NTP is one of the most essential and complex systems that never gets spoken about. But why? And what even are they? And why do we need them? If you’re like me, you might have known about NTP servers and known they were important to keep clocks in sync. But don’t computers have clocks already? It was when I visited the Greenwich observatory recently that I realized how complex time was and with a fascination in both computer systems and horology, I decided to dive into the backbone of our lives, time.
What is NTP?
At a high level, NTP or the Network Time Protocol is a network-based protocol and standard by which distributed computer systems can synchronize their time with UTC. The protocol also defines a means by which these systems can passively listen to updates for upcoming leap second adjustments (more on that later).
How do they work?
NTP defines different “stratum” or tiers from GPS or atomic clocks (Stratum 0) down to computers synchronized to a microsecond (stratum 1) and so on until you reach Stratum 16 which NTP defines as unsynchronized.
The stratum number is used to measure the distance between a given device and the “ultimate” time source Stratum 0. This number means NTP can prevent cyclical dependencies too.
As you go down the chain, each “tier” is configured to synchronize with the tier above it. A given device in a tier may sanity check other computers that are in the same stratum (asides from stratum 0). Furthermore, a single computer may query multiple computers from the tier above to gain even more accuracy.
You may think your service needs to be ultra-accurate, therefore you should synchronize based on Stratum-0. Alas, unless you are working in Goldman Sachs, this precision is probably unnecessary. Stratum 1 is used for all primary time servers e.g., time.google.com.
Now how do we actually calculate the time? The client will go and query multiple computers for the time. The client then calculates the offset between its time and the time it received from the computers taking into account the round-trip delay. And hey presto you’ve got time! A computer usually does this sync around once every 10 minutes by dispatching a UDP packet to the desired synchronization servers.
Why do they exist?
This was the big question I was attempting to answer with this research. Why do we need them?
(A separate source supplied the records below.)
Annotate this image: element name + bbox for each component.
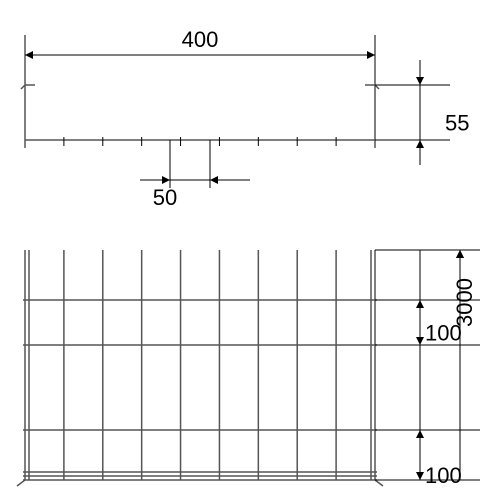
dim-3000: 3000 <box>452 278 477 327</box>
profile-outline <box>21 85 379 140</box>
dim-55: 55 <box>445 111 469 136</box>
dim-100-lower: 100 <box>425 463 462 488</box>
dim-50: 50 <box>153 185 177 210</box>
dim-400: 400 <box>182 27 219 52</box>
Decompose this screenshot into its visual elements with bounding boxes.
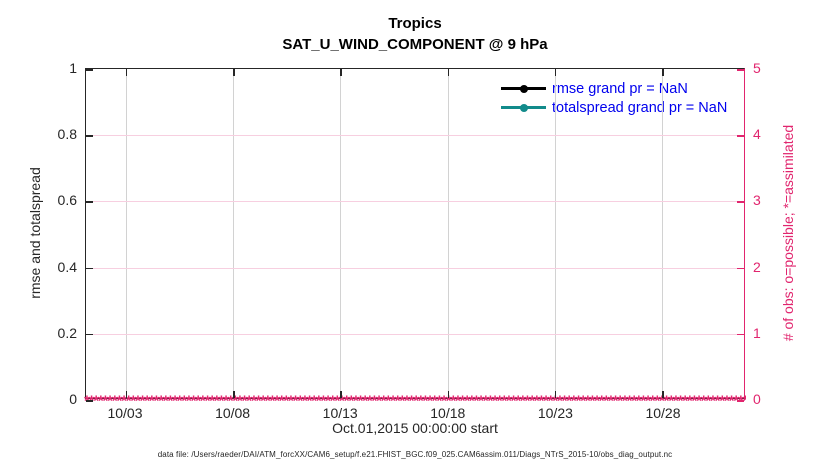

Can’t computers keep their own time?
Keeping time is notoriously difficult on something that is not always going to be running like a computer. Furthermore, computers get hot, experience high loads and other factors which could affect it keeping the correct time even when it is on. Additionally, time is relative, literally. If it weren’t for NTP then satellites would not work, since they orbit the globe and therefore experience time at a much quicker rate than us Earth dwellers. There needs to be something else.
On top of all this, the Earth’s orbit is a bit awkward. An Earth “year” is not exactly 365 days. It’s 365 days 5 hours 48 minutes and 45 seconds. Since we can’t just round off that 5 hours, we have to put it somewhere. The Gregorian calendar does this by introducing a 24 hours day every 4 years at the end of February. Ok simple enough.
But now you learn that not only does it not take exactly 365 days to complete an orbit of the sun, but the Earth’s spin slows and speeds whenever it damn well feels like it. There are a lot of factors that can contribute to the Earth speeding up or slowing down but the main one is tidal friction. But other events such as changes in the convection currents within the mantel and earthquakes have slowed the earth down.
Either way, if we just left clocks to it, they would be off by a large margin even after a single year. NTP helps solve this problem by being able to broadcast changes in time and have that synchronize. Google and Amazons NTP servers both use strategies of leap smears, where a second is broken into small chunks and distributed between noon and the following noon UTC. If this strategy is not taken then a double second or skipped second is introduced depending on whether the time is being increased or decreased.
But why is it essential to keeping computer clocks up to date? To name a few:
-
Stock market — trades need to be nanosecond accurate to guarantee that a certain seller got a certain price from a specific buyer. Exploiting time is how high-frequency trading became so profitable (if you haven’t read about it I highly recommend Michael Lewis’ book Flash Boys).
-
Filesystems — accuracy about when a file was written or read aids in knowing which version is most up to date and allows the filesystem to set recovery points in the cache. This means when you hit CTRL+Z to undo, it always goes back to the last thing! It also enables things like table and row locking in databases by knowing if a request has completed or not.
-
Logs — you need them in order, and computers run very fast. Accuracy in time for these logs is important to trace through the exact order of operations
-
Update times — how many sites have you seen where they have something along the lines of “Last Updated 2 hours ago”. Well if it weren’t for NTP, you wouldn’t have that because if you were in the US and the update came from Japan it would say “Last Updated 5 hours from now”.
There are of course many other use cases for NTP and time synchronization as it underpins the clock of every computer out there. Java brags about being run on over 3 million computers. Well NTP, and all it’s implementations run on every single computer produced since 1985. So take that Oracle.
In any case, NTP sparked my curiosity in low-level systems and protocols and helped me appreciate the foundations of what we today build upon. Understanding them may not improve your code on a meaningful level, but it is vital to have a knowledge of the systems your code run to help you debug and improve performance.